No matter what the very cruel Davis may now say, he will very soon be seeking to have employers and employees bail-out this defunct Ponzi scheme by way of higher, in fact exorbitant, additional contributions, combined with significantly reduced retirement benefits.
But in these extraordinarily difficult times, Davis and Shameless Shane Gibson are gravely mistaken if they foolishly think blood can somehow be had from a stone. The Bahamian people are completely tapped out like they have never been before, thanks in great part to decades of corrupt government activities of the kind Davis and Gibson are well familiar with.

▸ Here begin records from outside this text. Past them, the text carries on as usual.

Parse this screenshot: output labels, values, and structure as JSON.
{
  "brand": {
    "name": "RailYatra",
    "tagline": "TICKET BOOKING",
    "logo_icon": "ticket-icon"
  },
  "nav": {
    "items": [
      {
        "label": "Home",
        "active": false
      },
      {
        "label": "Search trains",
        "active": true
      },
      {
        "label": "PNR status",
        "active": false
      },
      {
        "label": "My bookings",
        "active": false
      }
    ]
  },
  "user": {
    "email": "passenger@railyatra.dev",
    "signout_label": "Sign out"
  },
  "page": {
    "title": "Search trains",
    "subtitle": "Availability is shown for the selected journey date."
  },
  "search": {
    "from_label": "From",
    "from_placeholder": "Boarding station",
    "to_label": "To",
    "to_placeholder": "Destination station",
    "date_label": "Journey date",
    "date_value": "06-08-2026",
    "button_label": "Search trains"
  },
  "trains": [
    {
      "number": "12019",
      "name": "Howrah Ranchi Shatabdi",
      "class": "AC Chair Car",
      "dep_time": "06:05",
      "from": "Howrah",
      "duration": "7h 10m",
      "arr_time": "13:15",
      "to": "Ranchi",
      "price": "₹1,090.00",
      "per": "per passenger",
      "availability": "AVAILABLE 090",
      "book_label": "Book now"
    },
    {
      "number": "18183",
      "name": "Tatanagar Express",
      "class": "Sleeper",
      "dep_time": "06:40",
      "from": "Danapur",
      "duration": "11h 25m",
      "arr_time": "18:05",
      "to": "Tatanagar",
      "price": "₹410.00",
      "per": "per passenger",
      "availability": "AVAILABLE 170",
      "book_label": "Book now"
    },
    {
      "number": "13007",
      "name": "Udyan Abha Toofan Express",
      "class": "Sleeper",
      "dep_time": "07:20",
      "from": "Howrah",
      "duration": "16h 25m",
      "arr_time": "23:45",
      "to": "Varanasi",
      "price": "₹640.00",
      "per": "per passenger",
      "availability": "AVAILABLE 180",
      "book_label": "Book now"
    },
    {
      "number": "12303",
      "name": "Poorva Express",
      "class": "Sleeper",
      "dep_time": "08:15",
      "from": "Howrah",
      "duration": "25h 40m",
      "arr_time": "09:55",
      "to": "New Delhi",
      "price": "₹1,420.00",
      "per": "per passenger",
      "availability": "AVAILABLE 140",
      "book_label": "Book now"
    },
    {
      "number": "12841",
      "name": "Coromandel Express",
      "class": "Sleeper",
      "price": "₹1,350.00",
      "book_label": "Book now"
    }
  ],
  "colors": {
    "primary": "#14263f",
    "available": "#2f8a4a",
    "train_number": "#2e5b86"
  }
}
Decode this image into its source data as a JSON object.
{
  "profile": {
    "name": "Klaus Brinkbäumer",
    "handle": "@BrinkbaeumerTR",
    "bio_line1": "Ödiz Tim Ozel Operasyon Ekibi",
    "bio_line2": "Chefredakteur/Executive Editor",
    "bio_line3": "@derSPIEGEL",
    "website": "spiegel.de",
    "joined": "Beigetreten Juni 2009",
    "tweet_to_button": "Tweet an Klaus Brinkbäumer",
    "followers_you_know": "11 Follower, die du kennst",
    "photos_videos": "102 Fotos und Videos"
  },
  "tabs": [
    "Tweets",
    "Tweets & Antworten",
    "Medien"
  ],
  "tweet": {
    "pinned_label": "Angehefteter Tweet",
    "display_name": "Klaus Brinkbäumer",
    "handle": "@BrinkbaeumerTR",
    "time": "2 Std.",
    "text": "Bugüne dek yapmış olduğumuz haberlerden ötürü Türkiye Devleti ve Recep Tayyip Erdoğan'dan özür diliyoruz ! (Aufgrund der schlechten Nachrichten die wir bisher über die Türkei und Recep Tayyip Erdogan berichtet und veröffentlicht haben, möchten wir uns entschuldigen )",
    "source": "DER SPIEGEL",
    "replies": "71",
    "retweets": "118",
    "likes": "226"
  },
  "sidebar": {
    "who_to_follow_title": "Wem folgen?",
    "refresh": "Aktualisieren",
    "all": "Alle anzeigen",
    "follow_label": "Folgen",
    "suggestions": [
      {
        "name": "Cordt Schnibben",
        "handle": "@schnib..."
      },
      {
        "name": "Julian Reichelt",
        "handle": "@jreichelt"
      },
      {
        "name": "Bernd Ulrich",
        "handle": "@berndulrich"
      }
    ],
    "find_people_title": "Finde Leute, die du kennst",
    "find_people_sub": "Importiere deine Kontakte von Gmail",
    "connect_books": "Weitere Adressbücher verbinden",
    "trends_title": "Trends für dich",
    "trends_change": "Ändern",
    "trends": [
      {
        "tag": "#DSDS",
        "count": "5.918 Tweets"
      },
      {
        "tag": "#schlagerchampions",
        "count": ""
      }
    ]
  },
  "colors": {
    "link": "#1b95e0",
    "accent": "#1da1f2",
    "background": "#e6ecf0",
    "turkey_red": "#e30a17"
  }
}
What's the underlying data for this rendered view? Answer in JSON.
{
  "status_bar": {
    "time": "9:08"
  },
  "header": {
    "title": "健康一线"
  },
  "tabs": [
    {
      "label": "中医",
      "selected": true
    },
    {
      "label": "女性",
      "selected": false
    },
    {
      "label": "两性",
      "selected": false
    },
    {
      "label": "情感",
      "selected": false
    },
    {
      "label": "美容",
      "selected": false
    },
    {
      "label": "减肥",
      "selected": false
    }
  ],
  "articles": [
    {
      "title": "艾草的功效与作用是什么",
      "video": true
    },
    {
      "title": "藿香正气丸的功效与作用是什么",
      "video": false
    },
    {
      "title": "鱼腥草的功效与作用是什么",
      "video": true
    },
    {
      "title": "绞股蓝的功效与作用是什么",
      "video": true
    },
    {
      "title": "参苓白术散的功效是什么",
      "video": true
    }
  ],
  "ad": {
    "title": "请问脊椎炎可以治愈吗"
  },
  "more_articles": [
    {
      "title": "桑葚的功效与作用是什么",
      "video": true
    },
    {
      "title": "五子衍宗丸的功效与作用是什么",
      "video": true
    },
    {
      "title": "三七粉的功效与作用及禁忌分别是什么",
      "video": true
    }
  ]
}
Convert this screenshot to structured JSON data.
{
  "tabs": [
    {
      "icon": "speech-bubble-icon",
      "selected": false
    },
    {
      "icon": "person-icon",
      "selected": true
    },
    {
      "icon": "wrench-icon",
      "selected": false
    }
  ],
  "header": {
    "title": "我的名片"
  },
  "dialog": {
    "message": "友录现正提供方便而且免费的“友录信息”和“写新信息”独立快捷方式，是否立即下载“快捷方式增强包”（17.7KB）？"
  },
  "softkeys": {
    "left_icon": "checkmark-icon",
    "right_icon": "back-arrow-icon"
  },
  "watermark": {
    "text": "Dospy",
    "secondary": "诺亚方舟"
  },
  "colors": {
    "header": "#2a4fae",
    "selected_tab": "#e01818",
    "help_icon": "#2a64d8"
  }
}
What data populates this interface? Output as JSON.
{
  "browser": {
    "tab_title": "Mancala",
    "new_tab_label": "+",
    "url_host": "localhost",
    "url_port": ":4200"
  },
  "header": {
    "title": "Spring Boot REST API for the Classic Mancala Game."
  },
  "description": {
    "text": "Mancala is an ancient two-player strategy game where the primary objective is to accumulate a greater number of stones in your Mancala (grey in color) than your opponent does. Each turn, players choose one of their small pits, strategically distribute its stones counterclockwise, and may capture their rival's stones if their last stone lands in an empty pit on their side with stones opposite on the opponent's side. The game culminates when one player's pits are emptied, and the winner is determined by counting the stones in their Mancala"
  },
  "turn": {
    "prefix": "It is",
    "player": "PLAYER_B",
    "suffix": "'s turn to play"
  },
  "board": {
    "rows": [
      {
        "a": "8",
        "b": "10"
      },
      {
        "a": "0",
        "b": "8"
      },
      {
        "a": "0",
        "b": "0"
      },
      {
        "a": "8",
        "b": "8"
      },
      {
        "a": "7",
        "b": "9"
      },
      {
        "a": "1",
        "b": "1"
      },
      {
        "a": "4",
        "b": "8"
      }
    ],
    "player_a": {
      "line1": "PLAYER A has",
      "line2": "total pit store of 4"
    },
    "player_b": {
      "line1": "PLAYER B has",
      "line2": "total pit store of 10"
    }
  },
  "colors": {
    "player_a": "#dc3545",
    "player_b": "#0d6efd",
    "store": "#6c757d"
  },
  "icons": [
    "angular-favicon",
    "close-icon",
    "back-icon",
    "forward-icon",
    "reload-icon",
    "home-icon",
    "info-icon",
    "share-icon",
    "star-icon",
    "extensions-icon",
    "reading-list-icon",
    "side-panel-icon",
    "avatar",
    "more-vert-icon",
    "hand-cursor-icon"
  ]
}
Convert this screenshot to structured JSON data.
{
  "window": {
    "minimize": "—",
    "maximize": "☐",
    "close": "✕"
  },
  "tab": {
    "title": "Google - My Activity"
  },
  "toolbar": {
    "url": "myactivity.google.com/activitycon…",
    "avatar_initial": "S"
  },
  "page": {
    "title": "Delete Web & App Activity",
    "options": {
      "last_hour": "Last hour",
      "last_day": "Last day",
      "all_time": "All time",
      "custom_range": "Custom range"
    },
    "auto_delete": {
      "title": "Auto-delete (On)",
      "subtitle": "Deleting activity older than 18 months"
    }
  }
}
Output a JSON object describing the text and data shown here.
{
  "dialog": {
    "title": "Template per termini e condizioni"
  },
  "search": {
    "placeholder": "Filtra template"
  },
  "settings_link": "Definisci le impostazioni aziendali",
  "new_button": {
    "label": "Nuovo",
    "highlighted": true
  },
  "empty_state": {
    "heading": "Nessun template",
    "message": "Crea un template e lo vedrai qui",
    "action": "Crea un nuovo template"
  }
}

Posted 10 July 2022, 7:51 a.m. Suggest removal

tribanon says...

Yet another worthy post from the past:

The corrupt, incompetent, and elitist political ruling class in our country, both of the PLP and FNM persuasion, will never ever admit that they are responsible for having bankrupted the national insurance fund. From day one they ran it like a Ponzi scheme with little or no regard for the longer-term fiduciary obligations associated with its intended social security purpose.

And now the very cruel Davis wants to squeeze even more out of the thousands of contributors to this national insurance fund over many years who are finally beginning to wake up to the fact that the benefits they were hoping to get back in their retirement years will either never be received or will be significantly reduced.

Yup, here we see the outcome of decades of unbridled greed by our very corrupt political ruling class. Yet cruel Davis will soon be calling for us to put even more of our cookies into 'his' cookie jar, all the while knowing that we will likely never get to eat any of them at the end of the day.

Posted 10 July 2022, 7:54 a.m. Suggest removal

Maximilianotto says...

Fact is NIB has zero reserves unless some auditors would consider government bonds as an asset. Bitcoin is better, Warren Buffet however wouldn’t pay $25.00. So zero of zero is zero.